He couldn’t sustain the low-note resonance at a slow tempo and still articulate a long line. “I quickly realized,” he recalled, “that that just does not work for me on the violin.” Played on a cello, this Prelude tends to take on what Gandelsman called a “majestic quality.” The phrases leap octaves, beginning at the lowest string and jumping to the highest - which, at an unhurried pace, creates a foundational resonance. “To bring a sense of joy and abandon and a sense of closing to these beautiful 15 minutes of discovery.” “I think of the way my friend Martin Hayes” - a renowned fiddler - “might approach a gigue and vary inflections and articulations in a natural way,” Gandelsman said. But that fleeting celebration, he added, is “pure joy.” Seen from that perspective, he said, the suite’s final movement, the Gigue, is a “party moment” - albeit a brief one. He gives the sections the feel of “a real set of dances,” like something an Irish fiddler would play. “But there’s something about the way the violin resonates that just kind of propels everything forward.”

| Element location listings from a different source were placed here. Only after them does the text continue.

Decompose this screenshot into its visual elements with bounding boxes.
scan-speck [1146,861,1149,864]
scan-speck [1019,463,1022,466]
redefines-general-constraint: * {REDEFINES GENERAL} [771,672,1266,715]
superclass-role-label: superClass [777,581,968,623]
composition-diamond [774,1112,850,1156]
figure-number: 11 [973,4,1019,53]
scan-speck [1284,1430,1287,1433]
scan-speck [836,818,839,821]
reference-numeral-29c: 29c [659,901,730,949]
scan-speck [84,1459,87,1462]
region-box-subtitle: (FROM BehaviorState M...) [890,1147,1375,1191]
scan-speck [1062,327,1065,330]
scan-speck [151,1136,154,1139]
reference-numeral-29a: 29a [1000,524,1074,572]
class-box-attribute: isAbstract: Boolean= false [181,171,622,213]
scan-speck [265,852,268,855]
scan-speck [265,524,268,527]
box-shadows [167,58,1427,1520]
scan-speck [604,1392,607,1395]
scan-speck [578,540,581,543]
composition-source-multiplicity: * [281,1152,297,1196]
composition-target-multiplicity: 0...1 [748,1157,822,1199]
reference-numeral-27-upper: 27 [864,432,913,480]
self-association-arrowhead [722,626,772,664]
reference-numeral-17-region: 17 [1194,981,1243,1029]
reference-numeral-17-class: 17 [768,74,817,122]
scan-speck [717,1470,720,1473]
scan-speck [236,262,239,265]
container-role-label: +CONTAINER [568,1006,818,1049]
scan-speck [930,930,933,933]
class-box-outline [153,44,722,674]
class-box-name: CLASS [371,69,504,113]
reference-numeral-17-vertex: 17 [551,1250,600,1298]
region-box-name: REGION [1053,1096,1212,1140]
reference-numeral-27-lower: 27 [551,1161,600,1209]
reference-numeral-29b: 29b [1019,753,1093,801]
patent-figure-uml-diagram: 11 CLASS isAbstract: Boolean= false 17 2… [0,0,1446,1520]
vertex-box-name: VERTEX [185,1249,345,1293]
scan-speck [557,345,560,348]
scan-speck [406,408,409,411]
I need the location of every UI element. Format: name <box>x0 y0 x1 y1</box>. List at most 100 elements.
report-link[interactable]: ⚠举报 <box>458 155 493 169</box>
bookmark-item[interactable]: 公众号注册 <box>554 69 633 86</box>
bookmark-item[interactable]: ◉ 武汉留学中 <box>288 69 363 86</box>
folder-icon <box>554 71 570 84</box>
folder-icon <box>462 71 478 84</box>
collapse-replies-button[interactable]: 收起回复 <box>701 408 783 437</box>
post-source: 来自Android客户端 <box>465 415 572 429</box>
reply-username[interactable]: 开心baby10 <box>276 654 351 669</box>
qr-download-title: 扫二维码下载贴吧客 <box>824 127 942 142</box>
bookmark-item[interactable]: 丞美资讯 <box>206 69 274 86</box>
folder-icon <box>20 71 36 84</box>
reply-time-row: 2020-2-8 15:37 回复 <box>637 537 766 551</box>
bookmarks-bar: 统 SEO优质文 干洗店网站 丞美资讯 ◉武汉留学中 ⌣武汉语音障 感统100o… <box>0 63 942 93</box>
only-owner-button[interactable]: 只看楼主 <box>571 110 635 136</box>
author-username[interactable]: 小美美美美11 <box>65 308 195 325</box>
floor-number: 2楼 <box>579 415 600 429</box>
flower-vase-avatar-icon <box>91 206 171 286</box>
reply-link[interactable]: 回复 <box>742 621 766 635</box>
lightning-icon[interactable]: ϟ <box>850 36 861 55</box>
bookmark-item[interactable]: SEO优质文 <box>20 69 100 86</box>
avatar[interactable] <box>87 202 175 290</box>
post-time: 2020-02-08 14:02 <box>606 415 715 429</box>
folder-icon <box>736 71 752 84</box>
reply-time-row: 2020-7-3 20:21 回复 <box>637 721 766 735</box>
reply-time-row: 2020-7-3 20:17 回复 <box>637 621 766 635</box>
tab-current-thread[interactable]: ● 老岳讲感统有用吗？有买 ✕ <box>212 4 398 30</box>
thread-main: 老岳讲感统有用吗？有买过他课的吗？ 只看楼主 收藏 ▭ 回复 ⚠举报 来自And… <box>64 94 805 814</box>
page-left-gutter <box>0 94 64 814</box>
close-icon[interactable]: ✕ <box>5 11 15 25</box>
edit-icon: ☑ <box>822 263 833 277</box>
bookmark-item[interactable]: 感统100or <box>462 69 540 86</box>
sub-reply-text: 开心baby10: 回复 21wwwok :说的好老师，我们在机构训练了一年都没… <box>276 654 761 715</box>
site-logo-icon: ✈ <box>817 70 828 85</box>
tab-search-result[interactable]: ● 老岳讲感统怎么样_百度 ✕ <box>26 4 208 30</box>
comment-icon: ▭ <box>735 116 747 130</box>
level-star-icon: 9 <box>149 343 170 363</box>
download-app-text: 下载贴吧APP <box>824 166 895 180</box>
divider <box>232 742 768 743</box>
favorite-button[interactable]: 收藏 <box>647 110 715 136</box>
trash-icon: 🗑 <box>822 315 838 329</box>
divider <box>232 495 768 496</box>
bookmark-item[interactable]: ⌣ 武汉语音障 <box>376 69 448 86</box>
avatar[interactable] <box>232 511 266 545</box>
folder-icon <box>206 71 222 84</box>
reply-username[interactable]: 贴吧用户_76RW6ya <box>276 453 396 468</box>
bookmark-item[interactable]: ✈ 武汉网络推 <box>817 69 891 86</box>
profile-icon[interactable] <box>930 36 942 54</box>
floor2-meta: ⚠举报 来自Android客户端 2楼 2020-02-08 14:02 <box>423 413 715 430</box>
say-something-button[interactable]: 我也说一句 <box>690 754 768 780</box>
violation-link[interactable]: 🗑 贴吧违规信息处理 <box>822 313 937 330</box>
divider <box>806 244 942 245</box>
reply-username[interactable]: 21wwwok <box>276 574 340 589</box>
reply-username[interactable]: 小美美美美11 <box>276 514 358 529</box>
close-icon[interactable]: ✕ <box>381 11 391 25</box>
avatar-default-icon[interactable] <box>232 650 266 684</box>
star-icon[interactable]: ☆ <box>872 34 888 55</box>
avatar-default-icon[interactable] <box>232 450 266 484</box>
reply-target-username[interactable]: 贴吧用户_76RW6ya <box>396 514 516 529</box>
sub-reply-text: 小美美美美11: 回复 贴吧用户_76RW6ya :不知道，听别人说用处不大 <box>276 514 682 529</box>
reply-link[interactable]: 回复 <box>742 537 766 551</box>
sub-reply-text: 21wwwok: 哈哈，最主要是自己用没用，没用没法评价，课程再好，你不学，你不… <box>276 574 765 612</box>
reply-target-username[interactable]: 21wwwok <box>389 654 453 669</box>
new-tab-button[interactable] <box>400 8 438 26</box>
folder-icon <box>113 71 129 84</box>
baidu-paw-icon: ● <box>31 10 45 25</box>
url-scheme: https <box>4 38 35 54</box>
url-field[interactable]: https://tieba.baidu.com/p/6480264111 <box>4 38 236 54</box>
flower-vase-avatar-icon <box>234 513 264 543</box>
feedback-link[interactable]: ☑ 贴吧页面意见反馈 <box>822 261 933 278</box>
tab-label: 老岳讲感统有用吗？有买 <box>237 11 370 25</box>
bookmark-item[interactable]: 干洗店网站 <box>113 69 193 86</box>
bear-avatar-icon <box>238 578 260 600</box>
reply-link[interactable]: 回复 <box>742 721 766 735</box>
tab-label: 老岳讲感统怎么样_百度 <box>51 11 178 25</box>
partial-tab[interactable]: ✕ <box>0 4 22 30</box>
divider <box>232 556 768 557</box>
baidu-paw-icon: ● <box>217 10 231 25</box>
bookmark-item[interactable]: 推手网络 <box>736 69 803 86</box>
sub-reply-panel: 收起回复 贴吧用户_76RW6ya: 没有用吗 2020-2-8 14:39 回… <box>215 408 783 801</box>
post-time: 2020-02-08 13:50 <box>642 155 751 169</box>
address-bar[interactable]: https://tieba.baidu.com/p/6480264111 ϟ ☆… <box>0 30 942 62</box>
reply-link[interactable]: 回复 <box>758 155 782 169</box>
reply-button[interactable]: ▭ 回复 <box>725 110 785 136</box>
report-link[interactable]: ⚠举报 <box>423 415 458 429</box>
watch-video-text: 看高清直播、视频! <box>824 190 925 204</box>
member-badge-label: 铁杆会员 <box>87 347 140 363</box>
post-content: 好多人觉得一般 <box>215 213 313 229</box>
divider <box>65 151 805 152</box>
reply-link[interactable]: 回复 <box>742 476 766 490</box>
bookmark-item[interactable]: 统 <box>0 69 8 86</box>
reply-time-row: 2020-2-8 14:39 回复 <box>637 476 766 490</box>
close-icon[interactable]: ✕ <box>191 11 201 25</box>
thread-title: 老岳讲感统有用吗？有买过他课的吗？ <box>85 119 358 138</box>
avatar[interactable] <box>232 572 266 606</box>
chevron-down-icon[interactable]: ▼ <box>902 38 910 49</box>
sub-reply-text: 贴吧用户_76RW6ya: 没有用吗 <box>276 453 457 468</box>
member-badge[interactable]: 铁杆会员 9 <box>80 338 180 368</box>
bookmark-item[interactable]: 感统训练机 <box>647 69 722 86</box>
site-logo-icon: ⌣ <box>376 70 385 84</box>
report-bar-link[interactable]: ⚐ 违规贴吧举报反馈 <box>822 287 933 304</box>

“I don’t want to suggest that a viola or cello can’t do these things,” he said.
#Yo yo ma bach cello suite 1 g major violin sheet full#
The First Suite, Gandelsman said, “has this just incredible sense of lightness, and also discovery” - a tone set immediately in the Prelude, airy and full of naïve wonder in his reading. Here they are, with side-by-side comparisons of his recording and ones by Yo-Yo Ma, Pablo Casals and Anner Bylsma. In the video call, he focused on three sections to discuss his approach. He avoided listening to recordings - though he said he had been inspired by Paolo Pandolfo’s viola da gamba rendering, “maybe the most radical in a way” - and tried to internalize the music to get at its dance-y “sense of freedom.”

That’s what he worked toward in his interpretation: a folk flavor. The suites did, however, require idiosyncrasies like scordatura (alternative tuning) in the Fifth Suite and the use of a five-string violin in the Sixth - both common in folk music. While the violin solos are most difficult in their fugues and implied counterpoint, he said, the cello works more or less keep multiple voices within the same line. The project followed his recording of the sonatas and partitas. “But there are at least three 19th-century editions of transcriptions, and they feel so good on the violin.” “It was looked at as a novelty gimmick,” he said. After that, he may return to this endlessly explorable composer, but his focus will be shifting to a new project: This Is America, a set of 22 new violin works commissioned from the likes of Angélica Negrón, Tyshawn Sorey and Tomeka Reid, with premieres rolling out starting this summer.īut before that, he joined a video call after the Bargemusic concerts to discuss the cello suites, which he said he had been discouraged from recording. He’ll be back on the barge, June 24 and 25, with more Bach: the sonatas and partitas for solo violin. Bargemusic on Friday was his return because of ongoing safety measures, it was a modest one, with a distanced crowd in an already small space, and the six suites spread over two evenings instead of his usual one. Gandelsman’s recording came out in February 2020, and he had a concert planned at the Irish Arts Center in Manhattan that March. He treats the suites as six enclosed spaces, tracing long arcs through each one, the sections blurring as he plays them through without pausing. But his approach is singular: feather-light and rooted in dance and folk music. Gandelsman isn’t the only violinist to have tackled these classic works Rachel Podger recorded them in 2019, a year before he released his own set. At times the performance had the improvisatory feel of folk music, but it was in fact a survey of Bach’s towering six cello suites - transformed, with foot-tapping joy, for a smaller string instrument. Inside, though, Bargemusic - the tiny concert hall docked in the shadow of the Brooklyn Bridge in Dumbo - was alight with the liveliness of belowdecks entertainment as a small audience rode out the storm to the fiddling sounds of Johnny Gandelsman’s violin.

With an ear for dance and a new five-string violin, Johnny Gandelsman set out to transform a towering classic.īargemusic was rocking last Friday evening as rain fell heavily outside, casting the view of Lower Manhattan in gray. The views of Manhattan from there are great! Regards, Lenīach’s Cello Suites, Now on Violin, With a Folksy Feel We've been over to where Bargemusic is located taking the ferry at Pier 11 across the East River but have never attended an event-they did operas in the past.